とはいえ受け身は取れたのですぐさま起き上がる。男子としては長髪なので、絡まった水分が勢いよく空中へ舞い、カイトの体をドバドバと流れる。
その姿は混乱した女子から見れば──半裸の男子が高揚した魔獣さながらの勢いで立ちふさがったようなもので。
「きゃあっ!?」
「新手……!?」
「ごぶっ……まて二人とも! 落ち着け!」
思わず湯を飲んでしまった。カイトは手を上げて待ったをかける。
それがカイトだとわかると……
「カ、カイトォ!?」
「そ、そなたまで、堕ちたか……!」
「どこにも堕ちてねぇよ!」
さすがはⅦ組女子。片手で胸元を隠しながらも容赦なく得物を構えている。伊達にこの半年、修羅場をくぐり抜けてはいない。すごい成長だ。オレも嬉しいよ。

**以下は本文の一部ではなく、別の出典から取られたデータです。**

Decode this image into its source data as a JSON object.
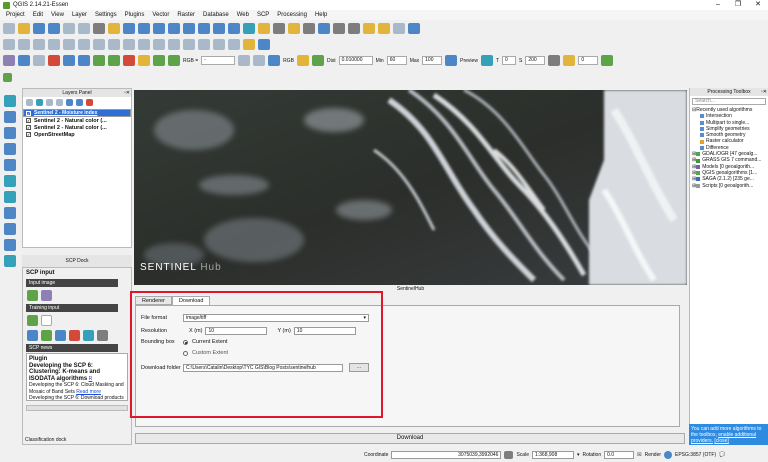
{
  "window": {
    "title": "QGIS 2.14.21-Essen",
    "controls": [
      "–",
      "❐",
      "✕"
    ]
  },
  "menu": [
    "Project",
    "Edit",
    "View",
    "Layer",
    "Settings",
    "Plugins",
    "Vector",
    "Raster",
    "Database",
    "Web",
    "SCP",
    "Processing",
    "Help"
  ],
  "toolbar3": {
    "band_label": "RGB =",
    "band_value": "-",
    "rgb_label": "RGB",
    "dist_label": "Dist",
    "dist_value": "0.010000",
    "min_label": "Min",
    "min_value": "60",
    "max_label": "Max",
    "max_value": "100",
    "preview_label": "Preview",
    "t_label": "T",
    "t_value": "0",
    "s_label": "S",
    "s_value": "200",
    "n_value": "0"
  },
  "layers_panel": {
    "title": "Layers Panel",
    "layers": [
      {
        "name": "Sentinel 2 - Moisture index",
        "checked": true,
        "selected": true
      },
      {
        "name": "Sentinel 2 - Natural color (...",
        "checked": true,
        "selected": false
      },
      {
        "name": "Sentinel 2 - Natural color (...",
        "checked": true,
        "selected": false
      },
      {
        "name": "OpenStreetMap",
        "checked": true,
        "selected": false
      }
    ]
  },
  "scp_dock": {
    "title": "SCP Dock",
    "tab": "SCP input",
    "input_image": "Input image",
    "training_input": "Training input",
    "scp_news": "SCP news",
    "news": {
      "heading": "Plugin",
      "item1": "Developing the SCP 6: Clustering: K-means and ISODATA algorithms",
      "item1_more": "R",
      "item2": "Developing the SCP 6: Cloud Masking and Mosaic of Band Sets",
      "item2_more": "Read more",
      "item3": "Developing the SCP 6: Download products"
    }
  },
  "classification_dock": "Classification dock",
  "map": {
    "logo_text": "SENTINEL",
    "logo_hub": "Hub"
  },
  "sentinelhub": {
    "title": "SentinelHub",
    "tabs": [
      "Renderer",
      "Download"
    ],
    "active_tab": "Download",
    "file_format_label": "File format",
    "file_format_value": "image/tiff",
    "resolution_label": "Resolution",
    "x_label": "X (m)",
    "x_value": "10",
    "y_label": "Y (m)",
    "y_value": "10",
    "bbox_label": "Bounding box",
    "bbox_opt1": "Current Extent",
    "bbox_opt2": "Custom Extent",
    "folder_label": "Download folder",
    "folder_value": "C:\\Users\\Catalin\\Desktop\\TYC GIS\\Blog Posts\\sentinelhub",
    "browse": "...",
    "download_button": "Download"
  },
  "processing_toolbox": {
    "title": "Processing Toolbox",
    "search_placeholder": "Search...",
    "items": [
      "Recently used algorithms",
      "Intersection",
      "Multipart to single...",
      "Simplify geometries",
      "Smooth geometry",
      "Raster calculator",
      "Difference",
      "GDAL/OGR [47 geoalg...",
      "GRASS GIS 7 command...",
      "Models [0 geoalgorith...",
      "QGIS geoalgorithms [1...",
      "SAGA (2.1.2) [235 ge...",
      "Scripts [0 geoalgorith..."
    ],
    "ad_text": "You can add more algorithms to the toolbox,",
    "ad_link1": "enable additional",
    "ad_link2": "providers.",
    "ad_close": "[close]"
  },
  "status": {
    "coord_label": "Coordinate",
    "coord_value": "3075039,3992046",
    "scale_label": "Scale",
    "scale_value": "1:368,908",
    "rotation_label": "Rotation",
    "rotation_value": "0.0",
    "render_label": "Render",
    "crs": "EPSG:3857 (OTF)"
  },
  "colors": {
    "highlight_box": "#e0162b",
    "selection": "#2f6ed6",
    "ad_bg": "#2f8be0"
  }
}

いや、アリサ。顔を真っ赤にしてるけど、同じ遠距離の武器使いだからわかるぞ。その目つき、オレの顔面に桶を投げようとしてるな? 弓使いは銃使いより一射必中の意識が高い。この状況で正確無比な狙い、頭が下がる思いだよ。可愛いし綺麗だしさ、リィンも「あるほうがいい」って言ってたし、今ならリィンを落とせるんじゃないか? あ、もう湯舟に墜ちてるか。

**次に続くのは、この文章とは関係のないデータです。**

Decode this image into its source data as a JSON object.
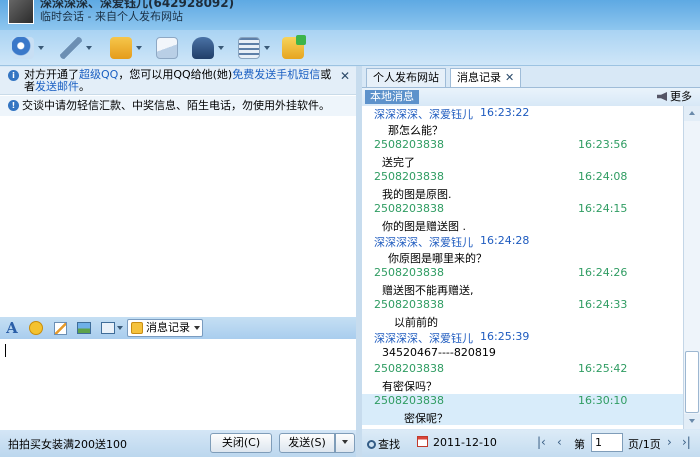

ラウラもさ、ちょっと覇気が漏れ出てるぞ。見たことないけどお父さんにも劣らないんじゃないか? 鍛えられた肉体美に剛たるアルゼイド流の構え。女子の湯浴み着に興奮することなんて忘れてしまうくらい、惚れ惚れするくらいに美しいじゃないか。え、その光ってもしかして洸刃乱舞を放とうとしてる?
というか、なんでこんなに考えられるんだ。
(え? これ走馬灯?)
とにかく、待て。このままじゃ女神行きだ。
オレは《重心の鏡写し》。リィンと同じように行動する、けどその本質は違うんだ。だから言葉もきっと乗り越えられる。
出せ、すごく単純に二人の覇気を落ち着かせる、朴念仁じゃないからこそ効果を発揮する一言を。
「今は混浴だ! ちょっとは落ち着け二人とも!」
アリサとラウラが腕を大きく振りかぶった瞬間だった。
『……え?』
二人が止まった。カイトは静寂に安堵して、腰が抜けて湯船にへたり込む。顔に張り付いた髪を払う余裕もなかった。
リィンが倒れたところから、ブクブクと気泡が浮き出で弾けて、そして止まった。